Du bonheur, aujourd'hui
de Michel Polacco, Michel Serres

critiqué par Pucksimberg, le 25 février 2018
(Toulon - 44 ans)


La note:  étoiles
Des discussions stimulantes tout de même
Ce recueil réunit de nombreuses discussions de Michel Serres et de Michel Polacco sur France inter le dimanche. Elles ont pour point commun leur optimisme et leur relation au bonheur, car elles invitent à voir le monde différemment et à revenir à l'essentiel. Nous sommes parfois aveuglés par le monde contemporain et un certain rythme qui nous empêchent de prendre du recul avec cette société parfois annihilante. Michel Serres semble prendre le temps et nous convie à réapprendre à vivre en réintégrant certains petits bonheurs dans notre quotidien.

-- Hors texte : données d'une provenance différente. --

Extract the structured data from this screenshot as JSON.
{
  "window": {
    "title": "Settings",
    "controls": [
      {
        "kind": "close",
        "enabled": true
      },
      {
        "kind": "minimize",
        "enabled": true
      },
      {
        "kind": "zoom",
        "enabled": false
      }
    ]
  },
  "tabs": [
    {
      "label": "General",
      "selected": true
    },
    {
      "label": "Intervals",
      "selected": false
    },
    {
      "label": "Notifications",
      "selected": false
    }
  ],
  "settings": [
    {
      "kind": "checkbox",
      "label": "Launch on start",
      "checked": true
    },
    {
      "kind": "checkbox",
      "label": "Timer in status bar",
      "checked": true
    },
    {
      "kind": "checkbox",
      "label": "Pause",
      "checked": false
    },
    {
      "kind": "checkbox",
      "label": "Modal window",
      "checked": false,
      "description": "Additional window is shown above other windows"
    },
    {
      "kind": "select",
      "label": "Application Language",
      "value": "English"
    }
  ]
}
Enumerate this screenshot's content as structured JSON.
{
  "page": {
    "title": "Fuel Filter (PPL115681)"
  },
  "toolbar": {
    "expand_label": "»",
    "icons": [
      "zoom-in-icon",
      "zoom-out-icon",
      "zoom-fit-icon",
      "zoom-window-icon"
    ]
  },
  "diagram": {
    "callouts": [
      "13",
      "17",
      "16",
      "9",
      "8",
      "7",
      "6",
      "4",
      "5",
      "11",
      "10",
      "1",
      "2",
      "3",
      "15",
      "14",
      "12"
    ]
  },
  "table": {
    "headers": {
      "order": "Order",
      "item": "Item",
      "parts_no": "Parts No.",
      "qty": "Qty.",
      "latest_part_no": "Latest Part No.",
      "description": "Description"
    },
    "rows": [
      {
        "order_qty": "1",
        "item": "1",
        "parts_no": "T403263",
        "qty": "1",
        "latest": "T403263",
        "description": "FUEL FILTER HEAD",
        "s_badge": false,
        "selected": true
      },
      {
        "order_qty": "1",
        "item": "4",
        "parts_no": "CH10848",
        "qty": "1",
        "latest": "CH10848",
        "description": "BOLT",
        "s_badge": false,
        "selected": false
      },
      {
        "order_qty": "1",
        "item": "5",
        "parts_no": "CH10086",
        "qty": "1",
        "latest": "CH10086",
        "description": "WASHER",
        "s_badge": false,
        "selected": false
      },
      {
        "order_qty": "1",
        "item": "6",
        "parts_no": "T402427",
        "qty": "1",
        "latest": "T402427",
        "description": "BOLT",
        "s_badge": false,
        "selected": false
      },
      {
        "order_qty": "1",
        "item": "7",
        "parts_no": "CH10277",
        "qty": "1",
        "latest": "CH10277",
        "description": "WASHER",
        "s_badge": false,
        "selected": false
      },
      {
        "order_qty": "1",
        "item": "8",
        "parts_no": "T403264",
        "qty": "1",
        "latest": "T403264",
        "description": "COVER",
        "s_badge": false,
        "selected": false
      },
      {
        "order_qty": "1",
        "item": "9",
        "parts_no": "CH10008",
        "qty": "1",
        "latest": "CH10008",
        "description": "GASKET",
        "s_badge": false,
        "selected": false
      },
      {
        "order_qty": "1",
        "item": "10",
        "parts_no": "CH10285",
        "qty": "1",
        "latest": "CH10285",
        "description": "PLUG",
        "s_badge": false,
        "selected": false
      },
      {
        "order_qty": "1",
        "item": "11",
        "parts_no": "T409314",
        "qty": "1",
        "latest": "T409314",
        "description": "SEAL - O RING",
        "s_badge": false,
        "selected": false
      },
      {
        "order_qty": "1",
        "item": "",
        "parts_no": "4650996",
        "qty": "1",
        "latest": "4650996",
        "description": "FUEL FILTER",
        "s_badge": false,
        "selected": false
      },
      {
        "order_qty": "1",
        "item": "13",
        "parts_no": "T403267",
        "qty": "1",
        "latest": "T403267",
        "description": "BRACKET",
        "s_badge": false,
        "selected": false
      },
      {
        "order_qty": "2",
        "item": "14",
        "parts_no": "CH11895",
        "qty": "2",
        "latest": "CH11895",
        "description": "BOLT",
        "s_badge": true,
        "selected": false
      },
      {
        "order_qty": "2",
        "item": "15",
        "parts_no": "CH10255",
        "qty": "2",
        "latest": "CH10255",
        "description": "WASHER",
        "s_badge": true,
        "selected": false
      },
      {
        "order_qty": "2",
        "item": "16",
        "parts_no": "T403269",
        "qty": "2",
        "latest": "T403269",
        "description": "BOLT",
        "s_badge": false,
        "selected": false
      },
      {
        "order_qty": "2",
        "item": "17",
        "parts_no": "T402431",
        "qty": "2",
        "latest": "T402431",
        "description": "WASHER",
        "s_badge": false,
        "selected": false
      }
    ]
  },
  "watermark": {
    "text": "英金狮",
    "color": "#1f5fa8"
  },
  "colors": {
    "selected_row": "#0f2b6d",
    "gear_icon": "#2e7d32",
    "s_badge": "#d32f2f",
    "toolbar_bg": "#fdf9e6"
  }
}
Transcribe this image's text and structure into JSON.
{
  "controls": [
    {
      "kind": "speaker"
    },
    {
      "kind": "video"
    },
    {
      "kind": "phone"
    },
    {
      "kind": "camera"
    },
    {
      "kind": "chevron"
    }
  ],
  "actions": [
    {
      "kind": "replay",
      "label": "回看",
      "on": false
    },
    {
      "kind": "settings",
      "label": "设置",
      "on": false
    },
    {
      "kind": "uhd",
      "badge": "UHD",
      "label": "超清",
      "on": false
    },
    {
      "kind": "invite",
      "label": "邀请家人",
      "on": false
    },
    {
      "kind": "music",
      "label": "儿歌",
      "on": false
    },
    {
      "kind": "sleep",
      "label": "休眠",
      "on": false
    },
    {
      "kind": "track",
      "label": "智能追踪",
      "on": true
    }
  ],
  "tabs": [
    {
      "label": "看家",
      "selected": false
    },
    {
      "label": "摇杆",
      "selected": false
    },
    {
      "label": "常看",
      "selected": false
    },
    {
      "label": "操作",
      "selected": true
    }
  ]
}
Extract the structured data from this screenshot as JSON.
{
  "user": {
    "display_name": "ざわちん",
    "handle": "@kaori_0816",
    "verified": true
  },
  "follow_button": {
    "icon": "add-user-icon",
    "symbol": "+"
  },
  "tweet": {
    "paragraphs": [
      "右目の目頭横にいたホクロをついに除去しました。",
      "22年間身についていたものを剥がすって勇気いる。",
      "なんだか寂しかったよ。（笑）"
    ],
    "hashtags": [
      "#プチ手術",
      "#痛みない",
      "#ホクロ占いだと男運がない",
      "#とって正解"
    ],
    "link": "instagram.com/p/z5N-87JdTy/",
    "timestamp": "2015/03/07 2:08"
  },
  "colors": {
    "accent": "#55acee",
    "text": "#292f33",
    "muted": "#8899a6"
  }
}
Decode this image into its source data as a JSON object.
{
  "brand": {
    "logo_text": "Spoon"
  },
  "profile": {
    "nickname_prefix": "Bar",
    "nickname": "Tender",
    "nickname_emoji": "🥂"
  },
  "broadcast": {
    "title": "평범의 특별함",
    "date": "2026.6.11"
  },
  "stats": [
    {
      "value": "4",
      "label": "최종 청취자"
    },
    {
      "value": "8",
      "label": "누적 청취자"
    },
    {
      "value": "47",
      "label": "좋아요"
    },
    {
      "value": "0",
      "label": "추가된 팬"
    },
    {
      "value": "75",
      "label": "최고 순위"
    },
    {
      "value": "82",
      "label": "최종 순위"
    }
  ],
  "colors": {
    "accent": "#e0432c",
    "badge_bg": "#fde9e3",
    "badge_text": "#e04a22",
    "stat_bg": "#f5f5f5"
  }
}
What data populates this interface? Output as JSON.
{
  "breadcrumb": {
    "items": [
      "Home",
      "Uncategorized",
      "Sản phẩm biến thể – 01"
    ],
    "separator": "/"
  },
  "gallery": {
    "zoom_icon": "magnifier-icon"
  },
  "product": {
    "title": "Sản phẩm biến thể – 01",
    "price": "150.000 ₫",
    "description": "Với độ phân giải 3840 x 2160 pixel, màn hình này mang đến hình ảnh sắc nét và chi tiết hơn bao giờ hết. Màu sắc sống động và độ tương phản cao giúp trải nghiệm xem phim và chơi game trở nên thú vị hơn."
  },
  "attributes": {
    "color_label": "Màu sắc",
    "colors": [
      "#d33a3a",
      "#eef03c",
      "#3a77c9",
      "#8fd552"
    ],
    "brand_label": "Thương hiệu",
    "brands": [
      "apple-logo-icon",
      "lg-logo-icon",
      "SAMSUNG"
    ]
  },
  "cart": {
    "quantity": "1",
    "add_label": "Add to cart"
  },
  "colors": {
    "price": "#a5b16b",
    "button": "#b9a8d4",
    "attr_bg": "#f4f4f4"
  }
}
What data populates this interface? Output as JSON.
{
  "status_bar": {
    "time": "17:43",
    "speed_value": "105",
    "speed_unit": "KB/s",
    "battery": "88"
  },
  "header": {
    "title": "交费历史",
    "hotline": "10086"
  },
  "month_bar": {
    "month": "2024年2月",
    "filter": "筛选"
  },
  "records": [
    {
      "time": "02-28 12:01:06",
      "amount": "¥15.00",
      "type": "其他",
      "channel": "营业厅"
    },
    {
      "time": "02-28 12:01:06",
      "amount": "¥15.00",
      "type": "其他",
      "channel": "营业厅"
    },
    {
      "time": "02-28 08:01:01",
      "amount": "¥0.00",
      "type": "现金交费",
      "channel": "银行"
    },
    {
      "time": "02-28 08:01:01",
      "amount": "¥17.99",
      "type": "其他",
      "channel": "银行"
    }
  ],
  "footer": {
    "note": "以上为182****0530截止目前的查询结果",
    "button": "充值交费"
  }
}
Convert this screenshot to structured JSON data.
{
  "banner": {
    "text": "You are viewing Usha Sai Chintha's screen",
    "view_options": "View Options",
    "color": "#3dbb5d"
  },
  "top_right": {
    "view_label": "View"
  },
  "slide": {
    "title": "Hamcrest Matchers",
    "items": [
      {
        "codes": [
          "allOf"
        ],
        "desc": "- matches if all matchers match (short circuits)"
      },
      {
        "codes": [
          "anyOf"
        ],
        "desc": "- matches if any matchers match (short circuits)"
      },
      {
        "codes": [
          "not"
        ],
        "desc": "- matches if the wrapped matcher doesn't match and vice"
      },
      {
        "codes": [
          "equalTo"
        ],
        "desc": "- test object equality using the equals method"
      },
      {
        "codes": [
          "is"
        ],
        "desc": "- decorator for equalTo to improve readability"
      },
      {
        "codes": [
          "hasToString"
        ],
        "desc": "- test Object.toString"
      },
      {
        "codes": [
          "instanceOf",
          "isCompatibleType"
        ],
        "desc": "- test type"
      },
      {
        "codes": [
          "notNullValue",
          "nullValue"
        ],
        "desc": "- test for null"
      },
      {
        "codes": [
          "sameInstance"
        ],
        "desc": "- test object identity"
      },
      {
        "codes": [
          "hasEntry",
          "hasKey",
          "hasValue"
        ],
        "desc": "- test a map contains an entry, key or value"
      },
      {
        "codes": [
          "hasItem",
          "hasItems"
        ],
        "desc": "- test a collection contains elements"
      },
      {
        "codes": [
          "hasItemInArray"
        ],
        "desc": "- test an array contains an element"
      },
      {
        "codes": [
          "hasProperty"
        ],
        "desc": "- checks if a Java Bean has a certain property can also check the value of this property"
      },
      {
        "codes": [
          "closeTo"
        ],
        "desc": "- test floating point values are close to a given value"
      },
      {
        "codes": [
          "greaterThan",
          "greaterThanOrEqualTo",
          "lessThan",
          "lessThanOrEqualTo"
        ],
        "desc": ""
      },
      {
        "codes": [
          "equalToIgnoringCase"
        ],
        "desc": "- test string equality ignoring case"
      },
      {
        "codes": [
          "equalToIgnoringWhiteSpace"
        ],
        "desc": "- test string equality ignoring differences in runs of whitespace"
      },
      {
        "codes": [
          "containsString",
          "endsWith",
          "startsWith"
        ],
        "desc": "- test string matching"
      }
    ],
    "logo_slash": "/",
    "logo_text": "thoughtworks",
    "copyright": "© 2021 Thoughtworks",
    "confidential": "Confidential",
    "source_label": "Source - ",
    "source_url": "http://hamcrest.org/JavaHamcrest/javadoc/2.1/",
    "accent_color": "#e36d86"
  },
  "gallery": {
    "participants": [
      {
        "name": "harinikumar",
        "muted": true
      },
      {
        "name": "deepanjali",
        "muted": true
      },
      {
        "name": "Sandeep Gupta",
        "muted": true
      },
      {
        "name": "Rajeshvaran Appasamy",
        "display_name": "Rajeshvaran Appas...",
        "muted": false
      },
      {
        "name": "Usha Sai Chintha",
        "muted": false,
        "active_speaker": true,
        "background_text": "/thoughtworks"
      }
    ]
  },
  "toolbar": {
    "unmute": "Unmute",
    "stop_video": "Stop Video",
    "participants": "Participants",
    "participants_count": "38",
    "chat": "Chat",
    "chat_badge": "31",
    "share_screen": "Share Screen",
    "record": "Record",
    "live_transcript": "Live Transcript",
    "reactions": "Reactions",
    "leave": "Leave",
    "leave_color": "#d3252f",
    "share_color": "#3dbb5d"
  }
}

Les discussions portent sur la nuit, la géographie, le rire, la bonté, l'arbre, le bonheur ... Chaque chronique s'appuie sur des données scientifiques, sociologiques, littéraires ou philosophiques. C'est sur le ton du dialogue argumentatif que ces réflexions sont transmises au lecteur.

Sans avoir la profondeur des dialogues de Diderot, ils ont de la vivacité et une brièveté qui permettent de ne pas s'ennuyer. Michel Polacco lance les discussions, ponctue certains dialogues de courtes remarques, mais c'est Michel Serres qui alimente la réflexion tout en jouant avec les mots et avec certaines idées considérées comme acquises. Il a un discours apaisant, rassurant et inspirant dans la lignée de cette littérature feel-good très en vogue actuellement. Les références de Michel Serres sont tout de même de meilleure qualité.

Le dialogue le plus réussi à mon sens est celui sur le bonheur. Avec simplicité, il nous rappelle que cet état de sérénité est à portée de main et sous nos yeux quotidiennement. Il évoque aussi les médias qui ne parlent que de catastrophes. Les bonnes nouvelles ne font pas vendre, ne font pas d'audimat. Il plaide pour un devoir de mémoire pour le bonheur que l'on oublie alors qu'il est bien plus présent dans nos vies que le malheur.

Pour des bons mots et de belles images, Michel Serres en vient parfois à faire des raccourcis qui m'ont paru discutables. Oui, la nuit est belle, mais on la sacrifie pour encenser le jour. Le procédé utilisé par l'auteur pour défendre l'obscurité est un peu tiré par les cheveux à mes yeux en partant des Lumières et de l'obscurantisme. Il propose une lecture mignonne, mais peu convaincante. La discussion sur les cinq sens, surtout le tactile, repose aussi sur des considérations discutables. La primauté de la vue et de l'ouïe est elle aussi contestable. Le goût est-il vraiment secondaire dans notre société quand l'on voit la quantité de restaurants et d'émissions de télévision sur le sujet ? Idem pour l'odorat ... Sur un plan argumentatif certains propos m'ont gêné. Je viens de citer ces deux exemples, il y en a d'autres. Michel Serres ne tient aucun propos choquant, mais parfois a tendance à faire rentrer certains thèmes dans certaines cases afin de servir son propos. Ce fait est logique, mais fragilise parfois la pertinence de la réflexion en y ajoutant une certaine naïveté, poétique certes, mais naïve. Il n'en demeure pas moins que ces discussions sont intéressantes et dans l'état d'esprit des la littérature feel-good.